Sitecore Core Development

Sunday, January 22, 2006

XPath Builder Done

Well, with a little help from Saturday evening and Sunday afternoon, here is the new XPath Builder tool. The only missing feature that I can think of, is a switch to toggle between Sitecore XPath and "real" XPath.

That is, the difference between writing:

/sitecore/content/home/*

and

/item[@key='sitecore']/item[@key='content']/item[@key='home']/*



BTW: the code is 120 lines and the XML Layout is 49 lines.

Saturday, January 21, 2006

site.config

I have added a small feature for configuring sites outside the web.config - let's see if Ole approves it.

In the site resolver, I have added functionality to look for a site.config file in the current directory. If such a file exists, the site configuration is read from that file. This make it possible to define sites much more flexible (at a cost of course).
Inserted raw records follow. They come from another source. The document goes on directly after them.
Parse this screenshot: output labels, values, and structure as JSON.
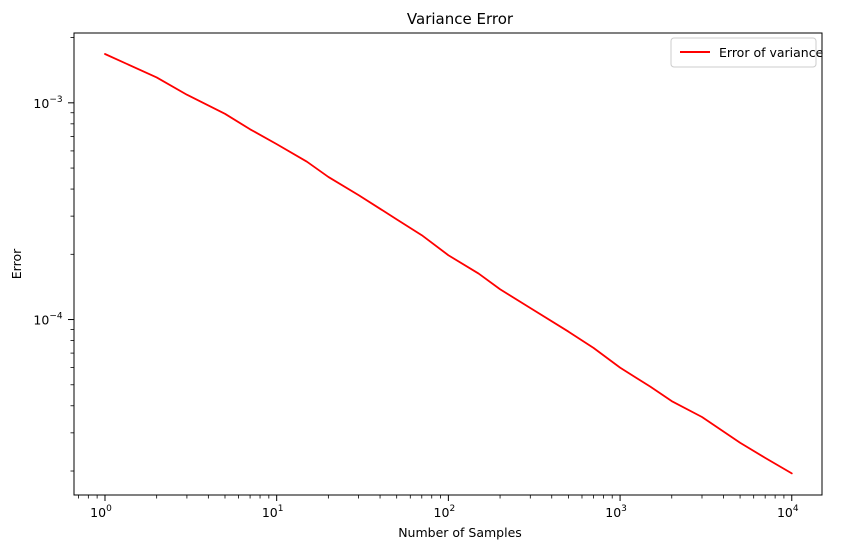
{
  "chart_data": {
    "type": "line",
    "title": "Variance Error",
    "xlabel": "Number of Samples",
    "ylabel": "Error",
    "xscale": "log",
    "yscale": "log",
    "xlim": [
      0.66,
      15000
    ],
    "ylim": [
      1.55e-05,
      0.0021
    ],
    "grid": false,
    "legend_position": "top-right",
    "x_ticks": [
      {
        "value": 1,
        "base": "10",
        "exp": "0"
      },
      {
        "value": 10,
        "base": "10",
        "exp": "1"
      },
      {
        "value": 100,
        "base": "10",
        "exp": "2"
      },
      {
        "value": 1000,
        "base": "10",
        "exp": "3"
      },
      {
        "value": 10000,
        "base": "10",
        "exp": "4"
      }
    ],
    "y_ticks": [
      {
        "value": 0.001,
        "base": "10",
        "exp": "−3"
      },
      {
        "value": 0.0001,
        "base": "10",
        "exp": "−4"
      }
    ],
    "series": [
      {
        "name": "Error of variance",
        "color": "#ff0000",
        "points": [
          [
            1,
            0.00168
          ],
          [
            2,
            0.00131
          ],
          [
            3,
            0.00109
          ],
          [
            5,
            0.00089
          ],
          [
            7,
            0.000755
          ],
          [
            10,
            0.000645
          ],
          [
            15,
            0.000535
          ],
          [
            20,
            0.000455
          ],
          [
            30,
            0.000375
          ],
          [
            50,
            0.00029
          ],
          [
            70,
            0.000245
          ],
          [
            100,
            0.000198
          ],
          [
            150,
            0.000163
          ],
          [
            200,
            0.000138
          ],
          [
            300,
            0.000113
          ],
          [
            500,
            8.8e-05
          ],
          [
            700,
            7.4e-05
          ],
          [
            1000,
            6e-05
          ],
          [
            1500,
            4.9e-05
          ],
          [
            2000,
            4.2e-05
          ],
          [
            3000,
            3.55e-05
          ],
          [
            5000,
            2.7e-05
          ],
          [
            7000,
            2.3e-05
          ],
          [
            10000,
            1.95e-05
          ]
        ]
      }
    ]
  }
}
Here is an example of a site.config file:
<site
rootPath="/sitecore/content"
startItem="/home"
language="en"
database="core"
domain="sitecore"
loginPage="/sitecore/login"
content="master"
enableWorkflow="true"
xmlControlPage="/sitecore/shell/default.aspx"/>

You can also use a reference to a site defined in the web.config. In that case the site.config file looks like this:

<site reference="shell">

The cost of this is performance. For each request, Sitecore has to check for the existance of a site.config file. If found, the file is read and parsed into an Xml document. While not overly concerning, it does hurt performance slightly.

What it doesn't do: A site.config file does not work recursively on folders. Sitecore does not look for site.config files in parent folders, so you will have to place a site.config in every subfolder. The reason for this is performance.

Thursday, January 19, 2006

XPath Builder

I am looking for a good Friday evening project and was thinking about an XPath Builder tool. It seems to me that the biggest problem in getting Xslt files to work is getting the XPaths right.

I was thinking about a tool where you could type in an XPath, set a Context Node and evaluate it. The result (the found items) should be shown in a grid below much like the SQL Server Query Analyzer.

Such a tool would plug nicely into the new Sitecore IDE which we are building at the moment.

Wednesday, January 18, 2006

Debugger Super Tooltip

We are updating the Debugger to provide more info directly within the actual page.

Here is a screenshot of what it looks like right now:



When the user hovers the mouse over the green triangle this window flies out. Currently it shows various properties, a profile (time taken, items read etc.) and cache settings. We could easily expand on this in the future.

I think this will ease debugging for a lot of developers.

Fresh Start

After having been away for quite a long time, I decided to update my blog.

I have removed all of the articles about Linked Items, as Ole have rewritten the entire code and architecture while I was away.

We are currently working on a massive update of the Sitecore UI. The goal is to provide more screen real-estate for the users and polish some of the rough areas of Sitecore, for instance the Layouter.

Really looking forward to 5.3 - it is going to be the best Sitecore ever!